If you interested in the derivations of the marginal approximation of the structured coalescent, you can find them from Müller, Rasmussen, & Stadler, 2017. This paper also explains the mathematical differences to other methods such as the theory underlying BASTA. To get a better idea of how the states of internal nodes are calculated, have a look in this paper Müller, Rasmussen, & Stadler, 2018.


  • Felsenstein, J. (1981). Evolutionary trees from DNA sequences: a maximum likelihood approach. Journal of molecular evolution, 17(6), 368-376.
  • Hasegawa, M., Kishino, H. & Yano, T. Dating of the human-ape splitting by a molecular clock of mitochondrial DNA. J Mol Evol 22, 160–174 (1985)

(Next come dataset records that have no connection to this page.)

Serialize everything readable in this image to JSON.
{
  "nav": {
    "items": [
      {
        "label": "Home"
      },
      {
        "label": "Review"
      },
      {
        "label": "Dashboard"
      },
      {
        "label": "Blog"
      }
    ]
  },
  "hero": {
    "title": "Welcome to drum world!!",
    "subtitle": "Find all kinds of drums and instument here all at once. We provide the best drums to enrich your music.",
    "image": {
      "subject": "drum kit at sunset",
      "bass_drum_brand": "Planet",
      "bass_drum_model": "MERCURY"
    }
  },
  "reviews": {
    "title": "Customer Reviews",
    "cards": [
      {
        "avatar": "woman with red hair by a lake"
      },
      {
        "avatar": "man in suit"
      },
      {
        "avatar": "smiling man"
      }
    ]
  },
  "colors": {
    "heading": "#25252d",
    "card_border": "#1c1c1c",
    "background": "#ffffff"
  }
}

  • Müller, N. F., Rasmussen, D., & Stadler, T. (2018). MASCOT: Parameter and state inference under the marginal structured coalescent approximation. Bioinformatics, bty406.
  • Müller, N. F., Rasmussen, D. A., & Stadler, T. (2017). The Structured Coalescent and its Approximations. Molecular Biology and Evolution, msx186.
  • Drummond, A. J., & Bouckaert, R. R. (2014). Bayesian evolutionary analysis with BEAST 2. Cambridge University Press.